The Trudeau record follies and foibles, from the ridiculous pantomime he pulled off in India to the egregious muscling of the attorney general, his high-speed twirl on electoral reform, and his shameless “honest” promise on balancing the budget by this year — on all these Scheer could come down on Mr. Trudeau like a Steinway grand from a great height. Yet here he is, the election not officially underway, in a defensive crouch in a controversy stitched-up by his opponents. He has to do much better.

Where’s the speech about Canada? Every opposition leader has to limn a portrait of the country he hopes to lead, to offer voters the broad themes of its essential character, the elements of its past he treasures, the outline of how he can add to its heritage.

Elections are fought. They are not waddled through. And while it is true, as I have written here before, that Mr. Trudeau is Mr. Scheer’s best hope, the idea that Scheer will win on not-being-Justin-Trudeau is not satisfactory as a strategy, or even as a sufficient reason for those who do not like the Trudeau administration to actually vote against it.

Mr.
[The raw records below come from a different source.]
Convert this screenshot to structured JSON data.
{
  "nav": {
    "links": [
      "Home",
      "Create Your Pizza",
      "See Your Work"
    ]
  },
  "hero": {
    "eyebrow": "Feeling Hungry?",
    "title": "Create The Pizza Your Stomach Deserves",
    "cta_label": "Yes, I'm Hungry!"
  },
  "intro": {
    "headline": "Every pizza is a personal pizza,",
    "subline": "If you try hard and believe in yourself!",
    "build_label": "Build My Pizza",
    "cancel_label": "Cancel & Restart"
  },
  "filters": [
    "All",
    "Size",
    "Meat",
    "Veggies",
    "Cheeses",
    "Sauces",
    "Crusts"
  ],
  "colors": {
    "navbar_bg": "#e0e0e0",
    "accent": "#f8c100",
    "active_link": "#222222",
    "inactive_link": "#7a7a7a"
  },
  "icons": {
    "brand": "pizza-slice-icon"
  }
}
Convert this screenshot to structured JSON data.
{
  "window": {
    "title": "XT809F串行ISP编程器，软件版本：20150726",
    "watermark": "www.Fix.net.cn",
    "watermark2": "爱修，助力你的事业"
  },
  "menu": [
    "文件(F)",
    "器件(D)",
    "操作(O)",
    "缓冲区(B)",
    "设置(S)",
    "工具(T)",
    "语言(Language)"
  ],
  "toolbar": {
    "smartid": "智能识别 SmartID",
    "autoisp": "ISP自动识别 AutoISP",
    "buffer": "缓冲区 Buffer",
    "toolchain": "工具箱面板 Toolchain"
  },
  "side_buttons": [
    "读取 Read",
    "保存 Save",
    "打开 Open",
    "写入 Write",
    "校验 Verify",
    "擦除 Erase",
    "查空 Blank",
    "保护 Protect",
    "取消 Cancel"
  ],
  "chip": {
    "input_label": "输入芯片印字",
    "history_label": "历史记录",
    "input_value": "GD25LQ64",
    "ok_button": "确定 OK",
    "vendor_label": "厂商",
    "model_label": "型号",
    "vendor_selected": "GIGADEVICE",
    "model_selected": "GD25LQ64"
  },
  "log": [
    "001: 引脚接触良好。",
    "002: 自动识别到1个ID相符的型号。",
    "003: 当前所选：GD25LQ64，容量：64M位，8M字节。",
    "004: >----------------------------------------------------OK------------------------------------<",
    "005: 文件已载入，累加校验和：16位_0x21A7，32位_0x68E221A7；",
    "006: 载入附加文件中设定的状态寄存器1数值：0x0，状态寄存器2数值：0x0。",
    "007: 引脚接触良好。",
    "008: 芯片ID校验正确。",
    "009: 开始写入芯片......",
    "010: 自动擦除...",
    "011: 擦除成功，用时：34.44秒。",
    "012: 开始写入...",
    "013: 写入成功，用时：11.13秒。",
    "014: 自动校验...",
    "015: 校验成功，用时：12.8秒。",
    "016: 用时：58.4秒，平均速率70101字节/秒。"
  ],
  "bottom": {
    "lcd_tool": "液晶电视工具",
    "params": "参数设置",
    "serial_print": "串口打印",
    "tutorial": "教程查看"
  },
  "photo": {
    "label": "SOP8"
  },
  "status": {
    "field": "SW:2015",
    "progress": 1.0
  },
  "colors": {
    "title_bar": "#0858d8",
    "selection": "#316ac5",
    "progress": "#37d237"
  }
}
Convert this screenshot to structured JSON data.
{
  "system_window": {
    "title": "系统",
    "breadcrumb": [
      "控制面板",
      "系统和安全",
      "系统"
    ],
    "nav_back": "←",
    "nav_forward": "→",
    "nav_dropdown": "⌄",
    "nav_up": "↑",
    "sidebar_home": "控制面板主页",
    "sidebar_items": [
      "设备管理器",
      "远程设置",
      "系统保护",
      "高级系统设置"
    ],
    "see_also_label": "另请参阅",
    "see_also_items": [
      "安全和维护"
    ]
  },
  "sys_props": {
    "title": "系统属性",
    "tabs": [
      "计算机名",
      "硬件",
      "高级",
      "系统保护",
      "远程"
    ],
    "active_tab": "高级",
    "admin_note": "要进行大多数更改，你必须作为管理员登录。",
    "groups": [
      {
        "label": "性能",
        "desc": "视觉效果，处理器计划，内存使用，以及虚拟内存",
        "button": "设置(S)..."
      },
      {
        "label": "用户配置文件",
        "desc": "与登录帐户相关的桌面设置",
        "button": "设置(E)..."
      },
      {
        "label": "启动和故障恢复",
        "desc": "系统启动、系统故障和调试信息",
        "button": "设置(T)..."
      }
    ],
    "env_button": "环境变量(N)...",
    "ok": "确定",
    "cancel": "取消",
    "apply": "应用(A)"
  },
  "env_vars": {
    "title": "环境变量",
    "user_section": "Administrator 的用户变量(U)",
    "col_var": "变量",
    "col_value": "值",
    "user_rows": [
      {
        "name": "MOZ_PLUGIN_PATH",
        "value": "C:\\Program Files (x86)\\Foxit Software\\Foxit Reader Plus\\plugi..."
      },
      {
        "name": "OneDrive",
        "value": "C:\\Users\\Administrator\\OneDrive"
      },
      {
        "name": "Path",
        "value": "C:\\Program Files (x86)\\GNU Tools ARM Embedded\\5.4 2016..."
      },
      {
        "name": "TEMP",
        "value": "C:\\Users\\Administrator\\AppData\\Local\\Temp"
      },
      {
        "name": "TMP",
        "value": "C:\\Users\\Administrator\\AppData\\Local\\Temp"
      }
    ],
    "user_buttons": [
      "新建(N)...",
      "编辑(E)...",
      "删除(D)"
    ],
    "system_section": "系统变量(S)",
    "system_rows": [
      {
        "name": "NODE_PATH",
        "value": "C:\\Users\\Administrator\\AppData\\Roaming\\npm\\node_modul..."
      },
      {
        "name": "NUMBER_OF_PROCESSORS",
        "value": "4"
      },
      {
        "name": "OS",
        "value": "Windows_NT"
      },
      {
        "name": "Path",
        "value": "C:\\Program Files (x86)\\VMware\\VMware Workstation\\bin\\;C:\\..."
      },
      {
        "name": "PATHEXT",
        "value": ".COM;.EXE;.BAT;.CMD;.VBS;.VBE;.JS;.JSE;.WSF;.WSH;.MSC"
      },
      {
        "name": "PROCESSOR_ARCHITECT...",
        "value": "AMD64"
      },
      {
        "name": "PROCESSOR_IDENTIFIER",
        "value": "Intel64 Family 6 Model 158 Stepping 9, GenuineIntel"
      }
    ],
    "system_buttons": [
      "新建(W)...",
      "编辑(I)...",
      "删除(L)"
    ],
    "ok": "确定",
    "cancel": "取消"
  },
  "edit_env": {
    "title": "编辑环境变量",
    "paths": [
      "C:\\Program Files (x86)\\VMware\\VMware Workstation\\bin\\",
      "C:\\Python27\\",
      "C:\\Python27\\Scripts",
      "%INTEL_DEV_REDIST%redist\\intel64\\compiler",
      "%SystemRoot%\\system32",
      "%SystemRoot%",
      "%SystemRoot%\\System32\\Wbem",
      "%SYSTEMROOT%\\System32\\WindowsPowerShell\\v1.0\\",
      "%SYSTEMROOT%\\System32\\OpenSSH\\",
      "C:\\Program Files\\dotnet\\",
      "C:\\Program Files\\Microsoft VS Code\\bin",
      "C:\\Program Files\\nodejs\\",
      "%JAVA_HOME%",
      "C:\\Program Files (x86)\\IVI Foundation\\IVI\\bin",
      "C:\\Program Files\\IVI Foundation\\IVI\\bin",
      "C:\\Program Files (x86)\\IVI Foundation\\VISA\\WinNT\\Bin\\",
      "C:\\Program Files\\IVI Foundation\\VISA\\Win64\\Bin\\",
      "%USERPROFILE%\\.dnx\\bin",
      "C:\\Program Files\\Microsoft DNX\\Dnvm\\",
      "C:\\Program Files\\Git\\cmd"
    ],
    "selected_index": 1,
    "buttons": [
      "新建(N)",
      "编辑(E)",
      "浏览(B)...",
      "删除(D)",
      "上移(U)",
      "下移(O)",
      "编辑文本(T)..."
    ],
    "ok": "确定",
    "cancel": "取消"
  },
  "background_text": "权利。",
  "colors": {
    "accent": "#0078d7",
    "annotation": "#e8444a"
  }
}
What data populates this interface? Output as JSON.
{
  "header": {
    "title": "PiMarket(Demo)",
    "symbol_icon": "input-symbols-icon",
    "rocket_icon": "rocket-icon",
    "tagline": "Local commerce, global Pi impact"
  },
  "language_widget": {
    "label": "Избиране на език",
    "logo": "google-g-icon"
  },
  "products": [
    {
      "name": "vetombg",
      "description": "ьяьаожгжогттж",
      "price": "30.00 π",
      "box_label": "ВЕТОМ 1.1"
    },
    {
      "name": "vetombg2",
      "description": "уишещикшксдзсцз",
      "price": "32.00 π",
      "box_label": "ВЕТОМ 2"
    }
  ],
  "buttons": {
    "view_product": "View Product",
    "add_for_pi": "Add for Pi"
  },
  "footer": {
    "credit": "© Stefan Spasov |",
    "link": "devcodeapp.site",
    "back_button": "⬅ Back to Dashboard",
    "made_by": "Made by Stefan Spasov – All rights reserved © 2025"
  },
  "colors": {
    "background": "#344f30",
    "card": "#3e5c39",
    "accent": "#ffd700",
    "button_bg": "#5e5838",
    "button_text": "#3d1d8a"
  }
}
Scheer has to set up real, Conservative, positive markers to demonstrate he has something — beyond the flaws of his opponent — that makes him worthy of replacing him.

It’s only right, by way of a footnote, to remark that NDP Leader Jagmeet Singh is also a bit of a gift to Mr. Scheer — Singh’s campaign is all but unlocateable; I’d put it in abysmal Kim Campbell (1993, two seats) territory — but then, it’s equally a prize for Mr. Trudeau. Evens out.